In the present condition of the market, with the price of steel more than doubled because of the universal engagement of American steel plants in the manufacture of munitions for the European war, it might be profitable to eliminate all steel uprights and thereby lessen the amount of steel framework, substituting for the uprights at bearing points, brick pilasters, concrete filled hollow tile, or stock Lally columns, and employing only iron beams for floors, with individual detached balcony and roof trusses.

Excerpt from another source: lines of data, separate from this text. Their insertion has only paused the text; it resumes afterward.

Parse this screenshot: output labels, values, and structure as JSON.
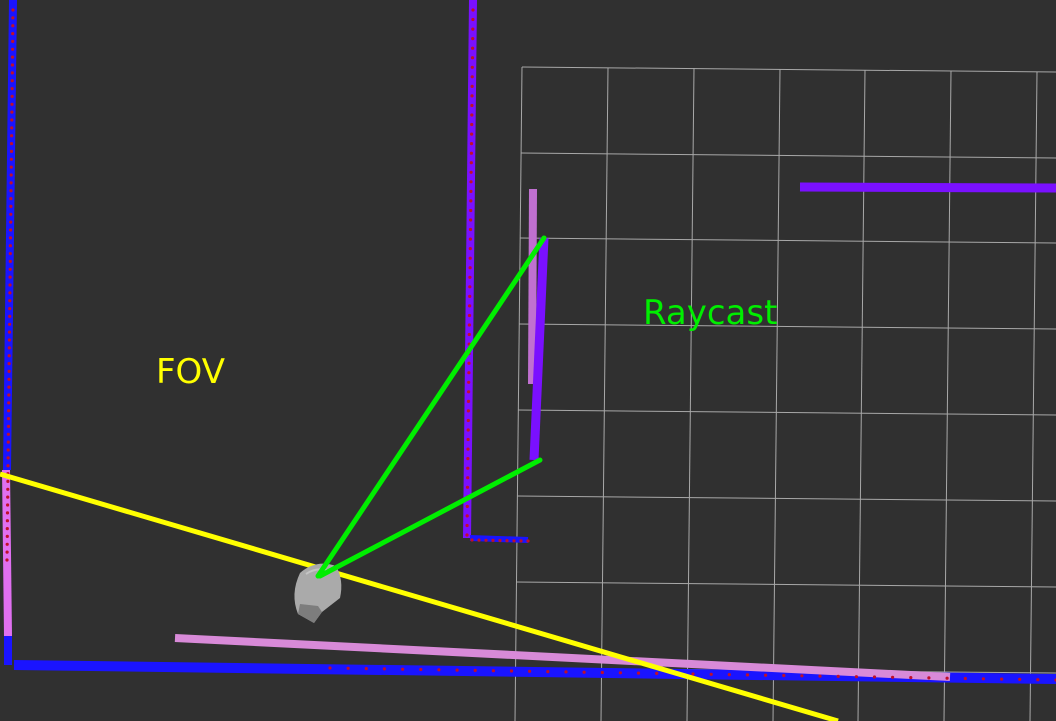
{
  "viewport": {
    "background_color": "#303030",
    "grid_color": "#a8a8a8"
  },
  "labels": {
    "fov": "FOV",
    "raycast": "Raycast"
  },
  "colors": {
    "fov_line": "#ffff00",
    "raycast_line": "#00ee00",
    "wall_blue": "#1a14ff",
    "wall_violet": "#7a10ff",
    "wall_pink": "#d88ad8",
    "scan_points": "#c0102a",
    "robot": "#aaaaaa"
  },
  "icons": {
    "robot": "robot-model-icon"
  }
}
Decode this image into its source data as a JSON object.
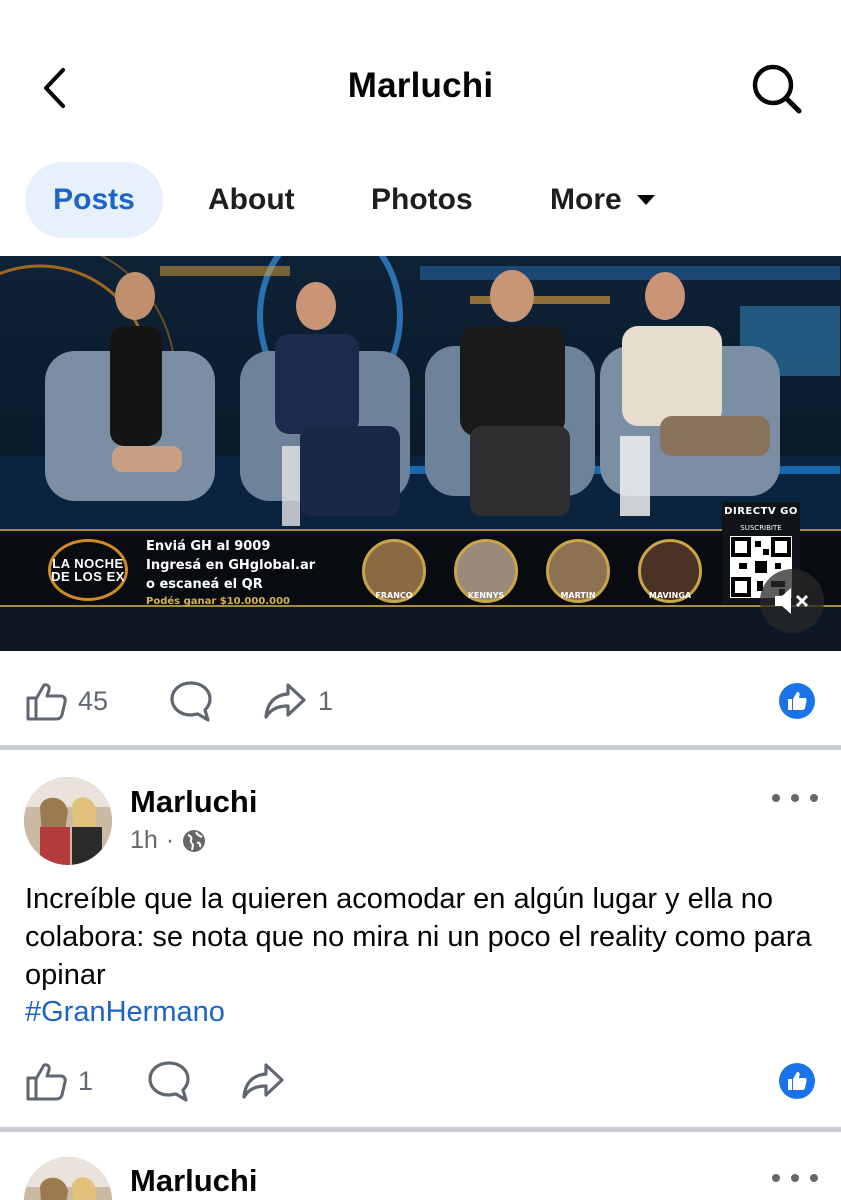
{
  "header": {
    "title": "Marluchi",
    "back_icon": "chevron-left-icon",
    "search_icon": "search-icon"
  },
  "tabs": [
    {
      "label": "Posts",
      "active": true
    },
    {
      "label": "About",
      "active": false
    },
    {
      "label": "Photos",
      "active": false
    },
    {
      "label": "More",
      "active": false
    }
  ],
  "video": {
    "show_logo": [
      "LA NOCHE",
      "DE LOS EX"
    ],
    "promo_lines": [
      "Enviá GH al 9009",
      "Ingresá en GHglobal.ar",
      "o escaneá el QR"
    ],
    "prize": "Podés ganar $10.000.000",
    "contestants": [
      "FRANCO",
      "KENNYS",
      "MARTIN",
      "MAVINGA"
    ],
    "qr_brand": "DIRECTV GO",
    "qr_sub": "SUSCRIBITE",
    "muted": true
  },
  "post1_actions": {
    "likes": "45",
    "shares": "1"
  },
  "post2": {
    "author": "Marluchi",
    "time": "1h",
    "audience_icon": "globe-icon",
    "text": "Increíble que la quieren acomodar en algún lugar y ella no colabora: se nota que no mira ni un poco el reality como para opinar",
    "hashtag": "#GranHermano",
    "likes": "1"
  },
  "post3": {
    "author": "Marluchi"
  },
  "colors": {
    "accent": "#1d64c9",
    "tab_active_bg": "#e7f0fd",
    "like_badge": "#1a73e8",
    "meta_text": "#65676b"
  }
}
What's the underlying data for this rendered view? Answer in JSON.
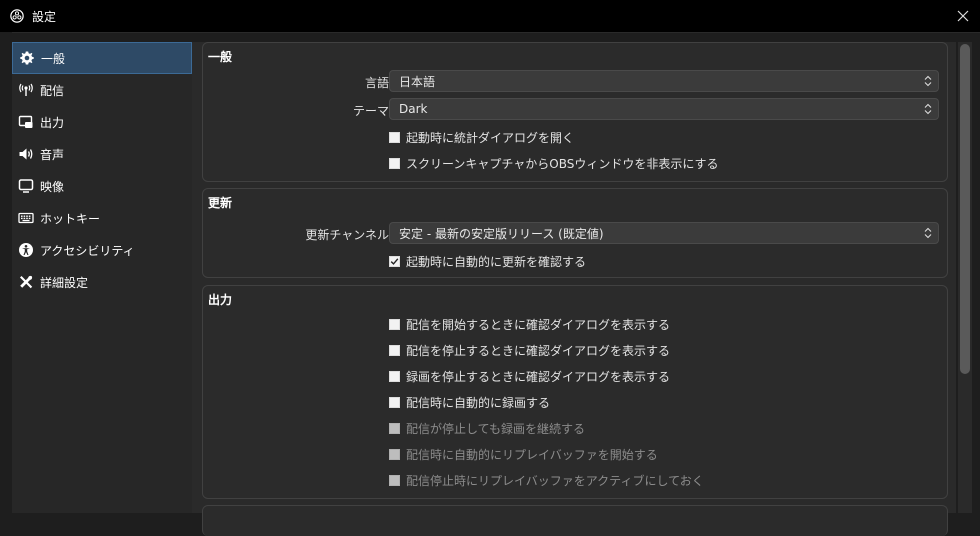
{
  "window": {
    "title": "設定"
  },
  "sidebar": {
    "items": [
      {
        "label": "一般",
        "icon": "gear-icon",
        "active": true
      },
      {
        "label": "配信",
        "icon": "broadcast-icon",
        "active": false
      },
      {
        "label": "出力",
        "icon": "output-icon",
        "active": false
      },
      {
        "label": "音声",
        "icon": "speaker-icon",
        "active": false
      },
      {
        "label": "映像",
        "icon": "monitor-icon",
        "active": false
      },
      {
        "label": "ホットキー",
        "icon": "keyboard-icon",
        "active": false
      },
      {
        "label": "アクセシビリティ",
        "icon": "accessibility-icon",
        "active": false
      },
      {
        "label": "詳細設定",
        "icon": "tools-icon",
        "active": false
      }
    ]
  },
  "general": {
    "title": "一般",
    "language_label": "言語",
    "language_value": "日本語",
    "theme_label": "テーマ",
    "theme_value": "Dark",
    "checks": [
      {
        "label": "起動時に統計ダイアログを開く",
        "checked": false
      },
      {
        "label": "スクリーンキャプチャからOBSウィンドウを非表示にする",
        "checked": false
      }
    ]
  },
  "update": {
    "title": "更新",
    "channel_label": "更新チャンネル",
    "channel_value": "安定 - 最新の安定版リリース (既定値)",
    "checks": [
      {
        "label": "起動時に自動的に更新を確認する",
        "checked": true
      }
    ]
  },
  "output": {
    "title": "出力",
    "checks": [
      {
        "label": "配信を開始するときに確認ダイアログを表示する",
        "checked": false,
        "disabled": false
      },
      {
        "label": "配信を停止するときに確認ダイアログを表示する",
        "checked": false,
        "disabled": false
      },
      {
        "label": "録画を停止するときに確認ダイアログを表示する",
        "checked": false,
        "disabled": false
      },
      {
        "label": "配信時に自動的に録画する",
        "checked": false,
        "disabled": false
      },
      {
        "label": "配信が停止しても録画を継続する",
        "checked": false,
        "disabled": true
      },
      {
        "label": "配信時に自動的にリプレイバッファを開始する",
        "checked": false,
        "disabled": true
      },
      {
        "label": "配信停止時にリプレイバッファをアクティブにしておく",
        "checked": false,
        "disabled": true
      }
    ]
  },
  "colors": {
    "active_nav": "#2e4a66",
    "panel": "#2b2b2b",
    "background": "#1e1e1e"
  }
}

If a sliding roof be adopted the trussed roof framing should provide for a clear opening and covering this opening there should be an independent framework mounted on wheels and divisible in two sections. The construction of these movable sections should be light and arranged with a drip gutter around their base to carry off rain water in inclement weather. The exposed flat ends of each hemisphere of the sliding section and the side walls of the well formed by the permanent roof opening should be ceiled in a manner to conceal all structural features when the sliding roof is open.
Before the excavation begins, the steel contract should be awarded to a reliable firm on a competitive basis, at a ton weight price including erection, with a provision that the total cost shall not exceed an expressed sum. Payment at a weight rate automatically regulates the price in case of additions or omissions. A competent clerk of the works can easily check up the steel as it arrives, and the architect or a good superintendent can supervise and pass upon its construction, thus eliminating all extra profits of a general contractor for a service he does not perform.

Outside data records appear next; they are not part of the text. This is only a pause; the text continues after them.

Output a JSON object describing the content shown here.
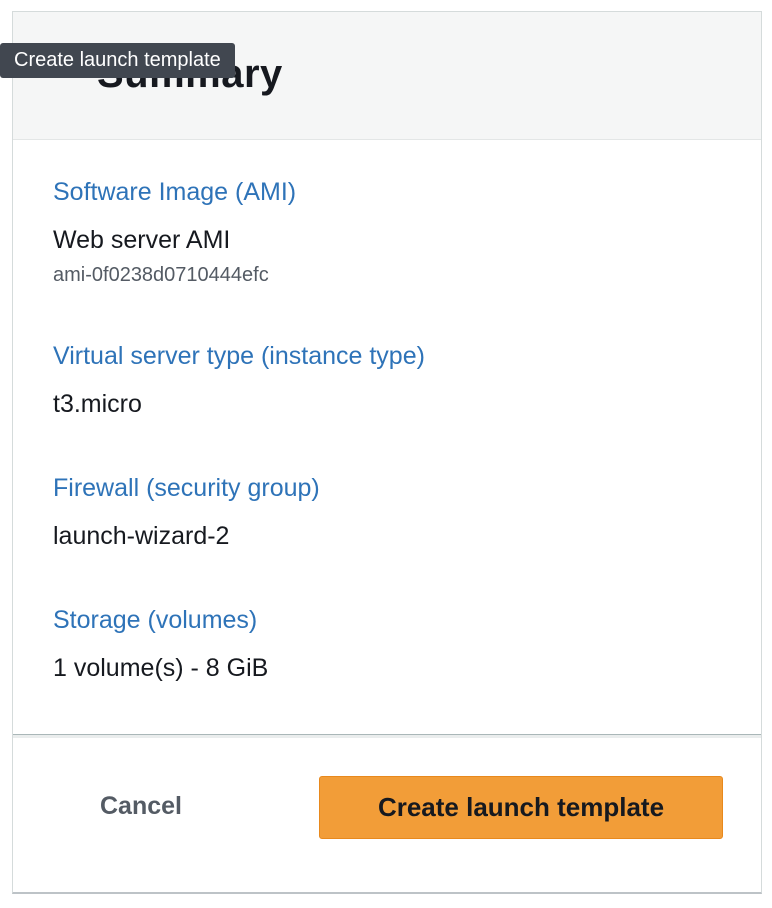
{
  "tooltip": {
    "text": "Create launch template"
  },
  "summary": {
    "title": "Summary",
    "fields": [
      {
        "label": "Software Image (AMI)",
        "value": "Web server AMI",
        "sub": "ami-0f0238d0710444efc"
      },
      {
        "label": "Virtual server type (instance type)",
        "value": "t3.micro"
      },
      {
        "label": "Firewall (security group)",
        "value": "launch-wizard-2"
      },
      {
        "label": "Storage (volumes)",
        "value": "1 volume(s) - 8 GiB"
      }
    ]
  },
  "footer": {
    "cancel_label": "Cancel",
    "create_label": "Create launch template"
  },
  "colors": {
    "link_blue": "#2e73b8",
    "primary_orange": "#f29d38",
    "tooltip_bg": "#414750",
    "text_dark": "#16191f",
    "text_muted": "#545b64"
  }
}
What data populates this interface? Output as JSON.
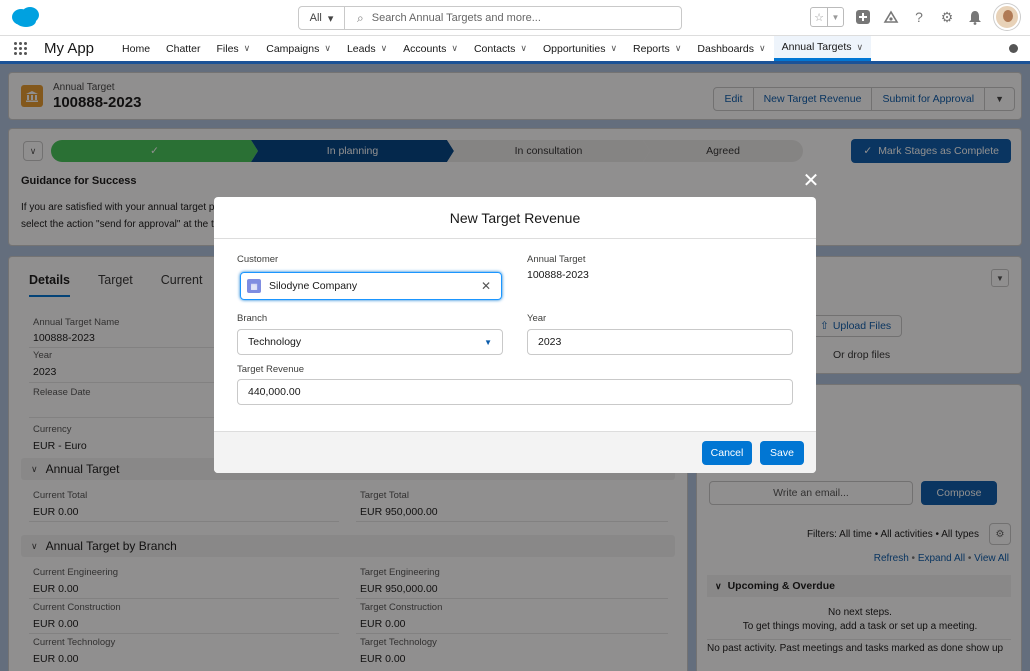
{
  "search": {
    "scope": "All",
    "placeholder": "Search Annual Targets and more..."
  },
  "app": {
    "name": "My App",
    "nav": [
      {
        "label": "Home",
        "chevron": false
      },
      {
        "label": "Chatter",
        "chevron": false
      },
      {
        "label": "Files",
        "chevron": true
      },
      {
        "label": "Campaigns",
        "chevron": true
      },
      {
        "label": "Leads",
        "chevron": true
      },
      {
        "label": "Accounts",
        "chevron": true
      },
      {
        "label": "Contacts",
        "chevron": true
      },
      {
        "label": "Opportunities",
        "chevron": true
      },
      {
        "label": "Reports",
        "chevron": true
      },
      {
        "label": "Dashboards",
        "chevron": true
      },
      {
        "label": "Annual Targets",
        "chevron": true,
        "active": true
      }
    ]
  },
  "record": {
    "type": "Annual Target",
    "name": "100888-2023",
    "actions": [
      "Edit",
      "New Target Revenue",
      "Submit for Approval",
      "▼"
    ]
  },
  "path": {
    "stages": [
      {
        "label": "✓",
        "state": "complete"
      },
      {
        "label": "In planning",
        "state": "current"
      },
      {
        "label": "In consultation",
        "state": "upcoming"
      },
      {
        "label": "Agreed",
        "state": "upcoming"
      }
    ],
    "mark_button": "Mark Stages as Complete",
    "guidance_title": "Guidance for Success",
    "guidance_line1": "If you are satisfied with your annual target pl",
    "guidance_line2": "select the action \"send for approval\" at the t"
  },
  "details": {
    "tabs": [
      "Details",
      "Target",
      "Current"
    ],
    "annual_target_name_label": "Annual Target Name",
    "annual_target_name": "100888-2023",
    "year_label": "Year",
    "year": "2023",
    "release_date_label": "Release Date",
    "currency_label": "Currency",
    "currency": "EUR - Euro",
    "section_annual_target": "Annual Target",
    "current_total_label": "Current Total",
    "current_total": "EUR 0.00",
    "target_total_label": "Target Total",
    "target_total": "EUR 950,000.00",
    "section_by_branch": "Annual Target by Branch",
    "current_engineering_label": "Current Engineering",
    "current_engineering": "EUR 0.00",
    "target_engineering_label": "Target Engineering",
    "target_engineering": "EUR 950,000.00",
    "current_construction_label": "Current Construction",
    "current_construction": "EUR 0.00",
    "target_construction_label": "Target Construction",
    "target_construction": "EUR 0.00",
    "current_technology_label": "Current Technology",
    "current_technology": "EUR 0.00",
    "target_technology_label": "Target Technology",
    "target_technology": "EUR 0.00"
  },
  "files": {
    "upload": "Upload Files",
    "drop": "Or drop files"
  },
  "activity": {
    "email_placeholder": "Write an email...",
    "compose": "Compose",
    "filters": "Filters: All time • All activities • All types",
    "refresh": "Refresh",
    "expand": "Expand All",
    "view": "View All",
    "upcoming": "Upcoming & Overdue",
    "no_steps": "No next steps.",
    "no_steps_hint": "To get things moving, add a task or set up a meeting.",
    "no_past": "No past activity. Past meetings and tasks marked as done show up"
  },
  "modal": {
    "title": "New Target Revenue",
    "customer_label": "Customer",
    "customer_value": "Silodyne Company",
    "annual_target_label": "Annual Target",
    "annual_target_value": "100888-2023",
    "branch_label": "Branch",
    "branch_value": "Technology",
    "year_label": "Year",
    "year_value": "2023",
    "revenue_label": "Target Revenue",
    "revenue_value": "440,000.00",
    "cancel": "Cancel",
    "save": "Save"
  },
  "colors": {
    "brand": "#0176d3",
    "stage_complete": "#45c65a",
    "stage_current": "#014486",
    "stage_upcoming": "#ecebea",
    "record_icon": "#e89b2f"
  }
}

The American Institute of Architects advises the awarding of all building contracts direct to the contractors who are to perform the work, and recommends that all such contracts be made on what is known as a "quantity basis." With such a contract the architect or a competent superintendent employed by the owner can properly safeguard his interests.
This is the manner of contract universally employed throughout Europe, and it is the only one that is just to both owner and contractor. A "quantity basis" contract tends to eliminate so called "extras," which by many contractors are considered their sole source of profit. Under its provision all materials measurable are paid for on a measurement basis at so much per lineal, square or cubic foot (as the case may be), when satisfactorily completed. Articles not conveniently measurable are paid for at fixed unit prices when installed complete. The Contractor fixes a limit sum not to be exceeded in his contract, and specifies a payment price on a measurement or unit basis.
Extra work or omissions due to changes in the plans are paid for according to these scheduled quantity prices, thus eliminating so-called "extras." The maximum limit sum therefore can be affected only by gross additions made to the plans or specifications. Persons inexperienced in building are not likely to know that trade unions demand that all extra work required must be performed by the contractor already engaged on the job for that class of work. This is an imperative rule that places the owner at the mercy of the contractor in fixing prices for extra work.
The cheapest and best method is to award excavating contracts to an excavator at a cubic yard price. Separate cubic yard prices should be arranged for rock excavation including blasting and for ordinary excavation, with various prices for carting away or depositing excavated material. By custom and usage all rock or other material excavated belongs to the contractor, unless some contrary stipulation be made. Provision must also be made for depositing enough excavated earth alongside the wall trenches for a refill upon completion of the walls. For extensive excavations requiring special machinery there are firms who make a specialty of this class of work and have an elaborate equipment for performing it.